Bug #56672
open'ceph zabbix send' can block (mon) ceph commands and messages
0%
Description
It is possible to DOS the MGR by executing repeated `ceph zabbix send` manually when the zabbix server is unresponsive.
This can stop important MON messages and commands until the zabbix send returns. If these are configured (eg.) as a cron job and keep stacking this can block MON commands indefinitely.
When the mon message throttler is full, `ceph status` shows stale and inaccurate info (presumably it uses cached info if it can't get latest from MGR), and other important cmds hang, eg. `ceph osd df` `ceph pg dump` etc
How to reproduce:
1. To make it easier, set the MON message throttler to a very low amount this will trigger it very easily, in ceph.conf for MGR:
mgr mon messages = 2
and restart the MGRs.
2. Monitor the mon message throttler on the active MGR using `ceph daemon mgr.{id} perf dump | jq '."throttle-mgr_mon_messages"'`
This looks something like this:
root@soz-mon2:/home/debian# ceph daemon mgr.`hostname` perf dump | jq '."throttle-mgr_mon_messsages"' { "val": 0, "max": 2, "get_started": 0, "get": 9781, "get_sum": 9781, "get_or_fail_fail": 297888, "get_or_fail_success": 9781, "take": 0, "take_sum": 0, "put": 9781, "put_sum": 9781, "wait": { "avgcount": 0, "sum": 0, "avgtime": 0 } }
3. Set up a fake non responsive zabbix server (or real zabbix if you can make it unresponsive).
apt install netcat nc -k -l -v -p 10051
4. Configure your ceph zabbix module to that server
ceph zabbix config-set zabbix_host {your netcat server}
5. Set up the ceph zabbix host config
ceph zabbix config-set zabbix_host {your fake/unresponsive zabbix server}
6. Run `ceph zabbix send` a few times in the background, probably 5-10 is enough.
for i in `seq 1 5`; do ceph zabbix send &done
7. Check the throttler from perf dump again, it should show "val" reached max, and get_or_fail_fail increasing.
Check commands such as '*ceph osd df*' '*ceph pg dump*' '*ceph fs status*' etc, they will hang.
{ "val": 2, "max": 2, "get_started": 0, "get": 13085, "get_sum": 13085, "get_or_fail_fail": 518045, "get_or_fail_success": 13085, "take": 0, "take_sum": 0, "put": 13083, "put_sum": 13083, "wait": { "avgcount": 0, "sum": 0, "avgtime": 0 } }
In this test, after the zabbix commands all time out (60s) it should release the throttler and everything comes back. In the case of `ceph zabbix send` being run indefinitely (we discovered this behaviour from a `ceph zabbix send` cron job)
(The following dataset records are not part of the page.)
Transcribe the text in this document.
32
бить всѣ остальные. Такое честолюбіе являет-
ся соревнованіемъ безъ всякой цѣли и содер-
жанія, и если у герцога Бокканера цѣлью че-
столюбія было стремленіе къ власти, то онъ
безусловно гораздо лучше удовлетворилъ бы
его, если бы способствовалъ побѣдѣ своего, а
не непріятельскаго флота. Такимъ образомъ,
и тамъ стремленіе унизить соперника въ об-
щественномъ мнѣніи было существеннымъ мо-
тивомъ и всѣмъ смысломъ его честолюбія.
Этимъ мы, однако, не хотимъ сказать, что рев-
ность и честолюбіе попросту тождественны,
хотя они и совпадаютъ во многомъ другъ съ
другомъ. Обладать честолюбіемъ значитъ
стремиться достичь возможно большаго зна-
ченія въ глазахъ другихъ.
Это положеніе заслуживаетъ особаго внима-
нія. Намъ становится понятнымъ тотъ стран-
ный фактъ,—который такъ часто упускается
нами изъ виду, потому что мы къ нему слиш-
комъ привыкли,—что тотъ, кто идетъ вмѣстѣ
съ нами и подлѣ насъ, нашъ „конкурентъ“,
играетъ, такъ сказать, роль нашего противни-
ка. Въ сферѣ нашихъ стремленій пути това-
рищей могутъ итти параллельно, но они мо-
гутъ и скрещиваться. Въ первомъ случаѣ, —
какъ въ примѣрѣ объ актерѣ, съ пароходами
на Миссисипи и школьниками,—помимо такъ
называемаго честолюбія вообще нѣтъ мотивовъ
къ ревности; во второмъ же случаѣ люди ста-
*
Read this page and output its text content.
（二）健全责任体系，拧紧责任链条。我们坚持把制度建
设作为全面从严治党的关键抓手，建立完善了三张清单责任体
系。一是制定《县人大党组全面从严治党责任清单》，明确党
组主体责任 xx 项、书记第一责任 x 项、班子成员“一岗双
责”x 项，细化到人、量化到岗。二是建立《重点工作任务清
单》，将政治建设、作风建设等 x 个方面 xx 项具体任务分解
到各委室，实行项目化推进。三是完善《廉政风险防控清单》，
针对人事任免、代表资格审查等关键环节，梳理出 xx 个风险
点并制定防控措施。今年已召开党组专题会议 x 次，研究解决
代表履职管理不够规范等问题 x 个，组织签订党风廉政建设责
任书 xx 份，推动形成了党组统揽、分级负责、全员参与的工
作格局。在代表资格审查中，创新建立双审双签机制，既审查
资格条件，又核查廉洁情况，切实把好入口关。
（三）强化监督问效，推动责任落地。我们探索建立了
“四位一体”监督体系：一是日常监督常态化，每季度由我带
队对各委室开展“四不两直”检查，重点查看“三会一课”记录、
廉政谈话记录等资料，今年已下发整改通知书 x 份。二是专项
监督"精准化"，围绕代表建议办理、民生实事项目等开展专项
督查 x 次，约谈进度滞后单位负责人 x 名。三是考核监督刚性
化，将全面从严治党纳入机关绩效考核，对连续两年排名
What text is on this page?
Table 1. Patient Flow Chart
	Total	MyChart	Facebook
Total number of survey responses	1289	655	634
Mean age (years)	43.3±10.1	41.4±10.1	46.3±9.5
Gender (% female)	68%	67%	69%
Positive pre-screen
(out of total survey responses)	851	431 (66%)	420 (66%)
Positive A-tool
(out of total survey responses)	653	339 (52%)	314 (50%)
Updated by Rafael Lopez almost 2 years ago
submitted PR https://github.com/ceph/ceph/pull/47225
Updated by Konstantin Shalygin almost 2 years ago
- Status changed from New to Fix Under Review
- Assignee set to Rafael Lopez
- Source set to Community (user)
- Pull request ID set to 47225
Updated by Patrick Donnelly almost 2 years ago
- Target version changed from v17.2.2 to v18.0.0